The Silk Road is the most famous ancient trade route in the world. It stretched all the way from China to the Roman Empire linking numerous trading centers along the way where merchants traded silk, spices, wool, silver and gold. Next to fostering the global trade of goods, the Silk Road also became a virtual route for the spread of religion, arts, knowledge and technology. Several centuries later, our contemporary economic system does not just trade along a single road, but encompasses a planetary network that has become an uncontrollable wild technological system in itself. It has become a complex interconnected web of institutions, physical and logistic infrastructure, guided by a global algorithm that no one really understands. It has built the physical and financial flows of goods and services determined by the interaction of demand and supply in the landscape and atmosphere we inhabit. Our financial system has become a wild ecology built on top of the biosphere that it feeds off.
The global village
Whilst our trade activities were once centralized to several local market places, our current economic activities are practiced at the international marketplace that encompasses the entire planet.

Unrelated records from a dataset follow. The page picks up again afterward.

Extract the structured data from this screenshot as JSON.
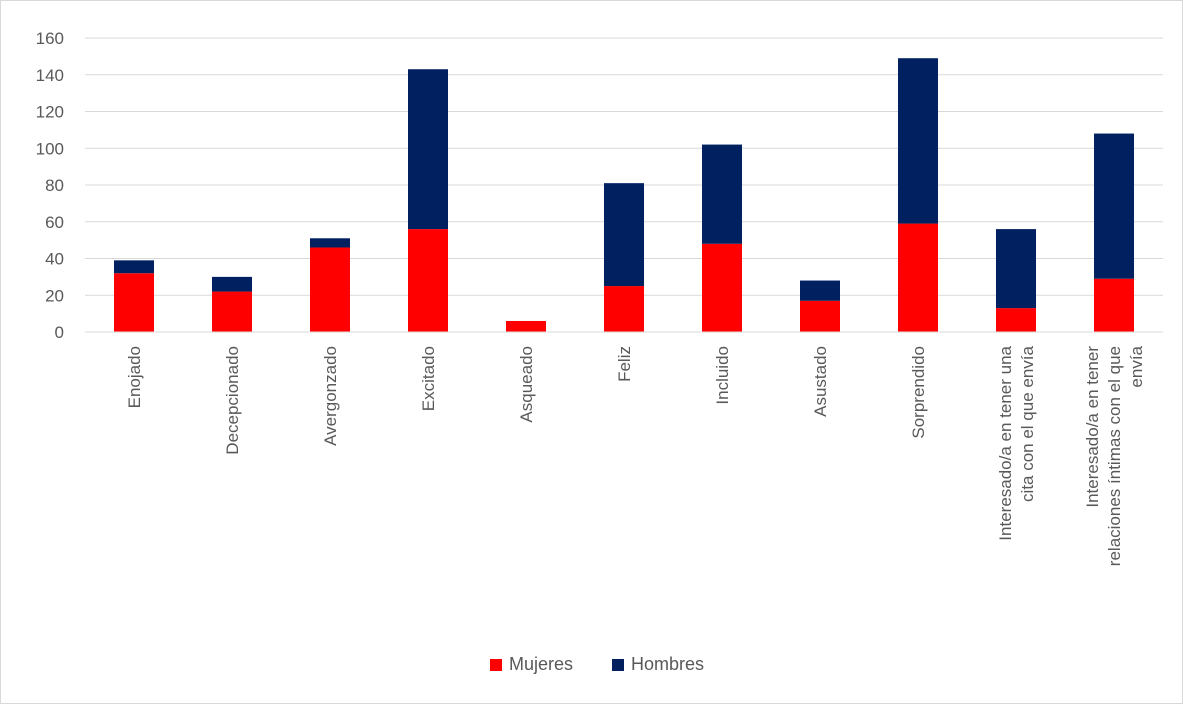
{
  "chart_data": {
    "type": "bar",
    "stacked": true,
    "title": "",
    "xlabel": "",
    "ylabel": "",
    "ylim": [
      0,
      160
    ],
    "yticks": [
      0,
      20,
      40,
      60,
      80,
      100,
      120,
      140,
      160
    ],
    "grid": true,
    "legend_position": "bottom",
    "categories": [
      [
        "Enojado"
      ],
      [
        "Decepcionado"
      ],
      [
        "Avergonzado"
      ],
      [
        "Excitado"
      ],
      [
        "Asqueado"
      ],
      [
        "Feliz"
      ],
      [
        "Incluido"
      ],
      [
        "Asustado"
      ],
      [
        "Sorprendido"
      ],
      [
        "Interesado/a en tener una",
        "cita con el que envía"
      ],
      [
        "Interesado/a en tener",
        "relaciones íntimas con el que",
        "envía"
      ]
    ],
    "series": [
      {
        "name": "Mujeres",
        "color": "#ff0000",
        "values": [
          32,
          22,
          46,
          56,
          6,
          25,
          48,
          17,
          59,
          13,
          29
        ]
      },
      {
        "name": "Hombres",
        "color": "#002060",
        "values": [
          7,
          8,
          5,
          87,
          0,
          56,
          54,
          11,
          90,
          43,
          79
        ]
      }
    ]
  }
}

According to economic journalist Thomas Friedmann, our world is now “tied together as a single globalized marketplace”. We live in a global village connected through a complex network of suppliers and consumers navigated by big corporations such as Alibaba.
We live in a global village connected through a complex network of suppliers and consumers navigated by big corporations such as Alibaba.

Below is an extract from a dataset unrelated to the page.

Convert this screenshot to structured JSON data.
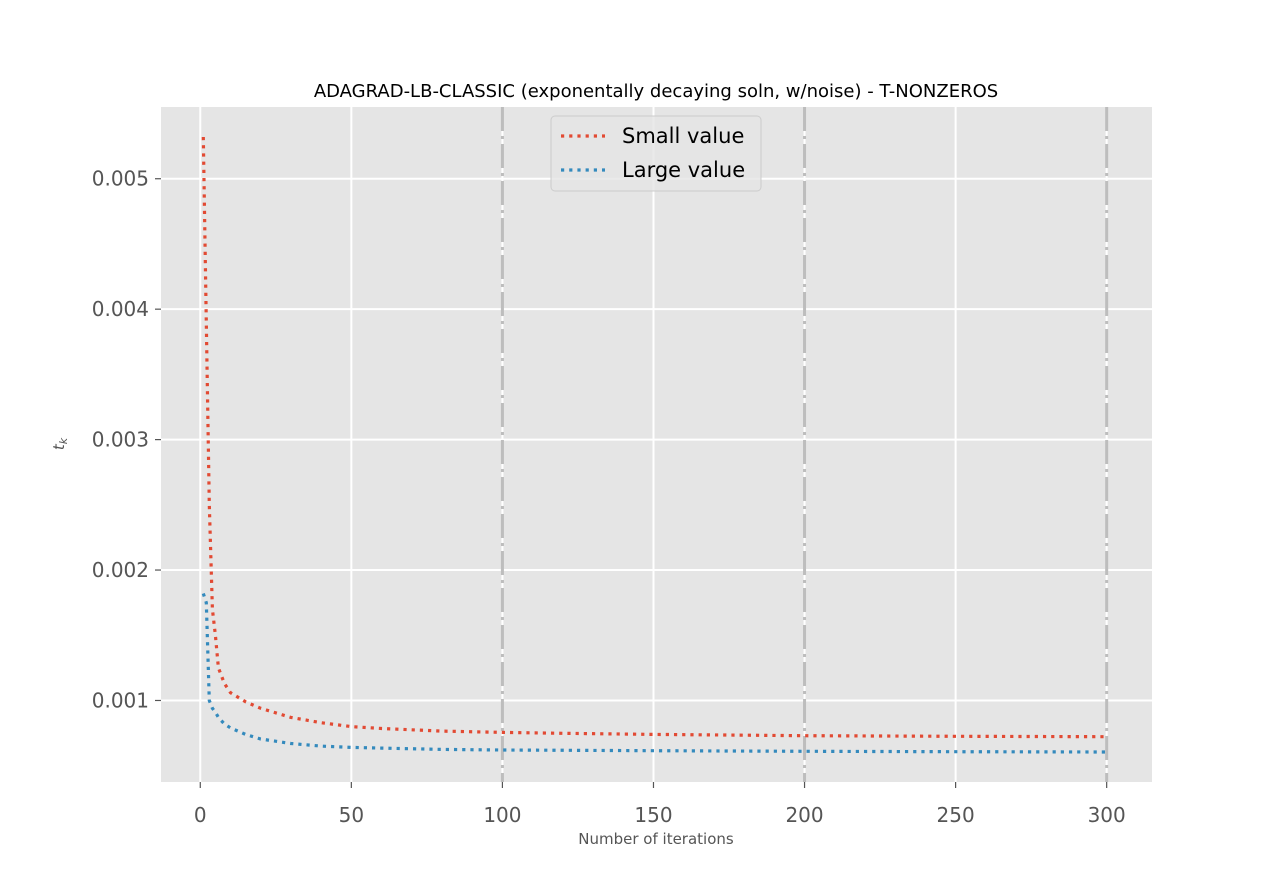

Inspired by a son of an ancient merchant in the middle east and protagonist of one of the most famous fairy tales in 1001 night, the Alibaba corporation has established itself a symbol of the complex international market system. The Alibaba group is the Oriental version of Amazon, Ebay, Paypal and Uber Eats - all combined in one. It is the largest corporation in China which offers a variety of e-commerce services. It started out twenty years ago as a Business-to-Business retail company where manufacturers and retailers could cooperate to build a global economy. Now it includes the most important Business to customer and customer e-commerce services in China whilst striving innovation in e-commerce and the global market system. The goods and resources that are captured in Alibaba’s network are subtracted from the depth of land and transported all across the world via truck, ship or plane within fraction of the time it once took to travel from China to Rome along the Silk Road.
With a simple click on the Alibaba website, we can order a new toy or mobile device. A chain of reaction is set into motion. Within days your new iPhone - built from lithium from Argentina and polythene from the Middle East, assembled in China and designed in America - arrives straight to your doorstep. Along the extensive supply chain of a single product or service, it becomes painfully visible how our current market practices have (un)intentionally designed almost every layer of our Earth’s system.

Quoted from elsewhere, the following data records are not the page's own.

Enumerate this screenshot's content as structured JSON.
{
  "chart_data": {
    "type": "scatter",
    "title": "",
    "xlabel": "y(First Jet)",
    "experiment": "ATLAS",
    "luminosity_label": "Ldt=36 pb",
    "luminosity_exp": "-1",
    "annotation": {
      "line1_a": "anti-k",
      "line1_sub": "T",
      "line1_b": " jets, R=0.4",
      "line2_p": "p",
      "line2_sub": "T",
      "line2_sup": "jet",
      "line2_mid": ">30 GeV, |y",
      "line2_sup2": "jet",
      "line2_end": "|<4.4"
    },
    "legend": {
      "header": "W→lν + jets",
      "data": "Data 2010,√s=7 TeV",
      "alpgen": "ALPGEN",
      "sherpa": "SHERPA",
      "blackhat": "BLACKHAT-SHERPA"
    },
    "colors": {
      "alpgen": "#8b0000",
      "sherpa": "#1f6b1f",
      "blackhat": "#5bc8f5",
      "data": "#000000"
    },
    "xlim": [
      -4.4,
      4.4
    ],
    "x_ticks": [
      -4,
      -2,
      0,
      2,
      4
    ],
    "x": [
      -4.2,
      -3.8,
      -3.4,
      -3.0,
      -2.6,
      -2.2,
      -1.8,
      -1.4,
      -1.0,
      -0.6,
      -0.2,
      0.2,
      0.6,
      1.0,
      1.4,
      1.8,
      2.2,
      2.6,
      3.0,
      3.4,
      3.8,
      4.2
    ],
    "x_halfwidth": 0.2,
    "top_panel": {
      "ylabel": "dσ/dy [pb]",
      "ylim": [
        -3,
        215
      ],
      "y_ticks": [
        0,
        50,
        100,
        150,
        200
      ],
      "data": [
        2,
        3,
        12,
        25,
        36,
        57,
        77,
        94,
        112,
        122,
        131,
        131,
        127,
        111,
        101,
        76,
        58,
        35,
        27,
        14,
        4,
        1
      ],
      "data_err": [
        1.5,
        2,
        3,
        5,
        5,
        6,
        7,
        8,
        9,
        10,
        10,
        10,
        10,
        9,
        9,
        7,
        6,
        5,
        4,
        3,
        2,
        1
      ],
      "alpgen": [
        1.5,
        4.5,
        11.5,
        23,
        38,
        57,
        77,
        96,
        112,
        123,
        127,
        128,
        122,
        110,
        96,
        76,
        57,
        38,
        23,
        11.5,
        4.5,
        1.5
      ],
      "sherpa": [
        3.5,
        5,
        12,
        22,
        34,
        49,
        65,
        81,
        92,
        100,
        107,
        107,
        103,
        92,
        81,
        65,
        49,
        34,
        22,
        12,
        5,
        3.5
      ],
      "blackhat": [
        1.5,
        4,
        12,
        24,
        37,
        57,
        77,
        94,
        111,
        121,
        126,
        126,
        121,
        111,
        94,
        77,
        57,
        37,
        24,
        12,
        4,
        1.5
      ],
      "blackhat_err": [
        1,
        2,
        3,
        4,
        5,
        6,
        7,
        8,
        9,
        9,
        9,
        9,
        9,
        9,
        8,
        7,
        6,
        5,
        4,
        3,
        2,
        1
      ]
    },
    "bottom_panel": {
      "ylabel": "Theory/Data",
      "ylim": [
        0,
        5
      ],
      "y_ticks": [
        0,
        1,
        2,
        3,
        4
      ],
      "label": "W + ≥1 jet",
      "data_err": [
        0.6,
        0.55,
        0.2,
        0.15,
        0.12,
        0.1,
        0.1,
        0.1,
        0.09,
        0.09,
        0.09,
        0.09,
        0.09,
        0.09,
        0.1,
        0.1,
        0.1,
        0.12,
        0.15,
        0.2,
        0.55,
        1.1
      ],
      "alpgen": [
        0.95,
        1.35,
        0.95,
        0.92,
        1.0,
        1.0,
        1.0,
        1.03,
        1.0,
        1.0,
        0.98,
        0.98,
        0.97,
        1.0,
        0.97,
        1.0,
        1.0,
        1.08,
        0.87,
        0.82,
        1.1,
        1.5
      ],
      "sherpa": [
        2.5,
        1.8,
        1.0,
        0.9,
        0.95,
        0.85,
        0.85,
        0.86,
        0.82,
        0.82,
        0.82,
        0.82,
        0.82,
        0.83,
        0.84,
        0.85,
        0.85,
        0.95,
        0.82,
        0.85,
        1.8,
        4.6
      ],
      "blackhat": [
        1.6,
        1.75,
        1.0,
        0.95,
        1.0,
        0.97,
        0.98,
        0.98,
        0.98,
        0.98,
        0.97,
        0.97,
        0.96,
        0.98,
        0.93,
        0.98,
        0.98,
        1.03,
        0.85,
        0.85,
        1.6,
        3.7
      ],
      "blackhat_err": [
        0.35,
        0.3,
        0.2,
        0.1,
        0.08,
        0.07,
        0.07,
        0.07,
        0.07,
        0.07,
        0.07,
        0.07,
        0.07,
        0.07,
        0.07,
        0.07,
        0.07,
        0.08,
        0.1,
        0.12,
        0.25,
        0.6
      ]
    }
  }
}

Along the extensive supply chain of a single product or service, it becomes painfully visible how our current market practices have (un)intentionally designed almost every layer of our Earth’s system
The market: a new biological force
Whilst we were once homo sapiens, the market has transformed our species into homo economicus: rational-thinking, profit-oriented individuals that want to maximus their own utility. Although we have always been shaping the globe to meet our needs and desires, in our current economic wild systems, geodesign is determined by the interaction of demand and supply. It is an uncontrollable system that reinforces our consumer driven lives, and fed by the supply - in other words our natural resources. The biosphere is therefore commodified and valued according to how much palm oil, fossil fuels and other ecosystem services it provides.
Over the past two hundred years, our economy has become an ecology – an unpredictable and unstable wild system of corporations, infrastructures, practices, policies, and many other elements that are designing our geo.
Over the past two hundred years, our economy has become an ecology – an unpredictable and unstable wild system of corporations, infrastructures, practices, policies, and many other elements that are designing our geo. As the economic sphere is outgrowing the environmental sphere, the impact on environmental resources is becoming painfully visible. The economy is a ruling biological law that largely neglects the environment. But the economy cannot exist without the environmental ecology. But for now, it is hard to say what is more devastating: A financial crash or a roaring hurricane?
There have been some attempts to account for the cultural value and intrinsic value of the biosphere. Yet, land grabbing and exploitation continue to reinforce the divide between rich and poor. In this system, even a virus/global pandemic results in a billion dollar surge of wealth for billionaires, while driving marginalized communities to poverty. What we need is a business model that allows us to account for social justice issues and account for the value of the biosphere to design the planet in favour of all.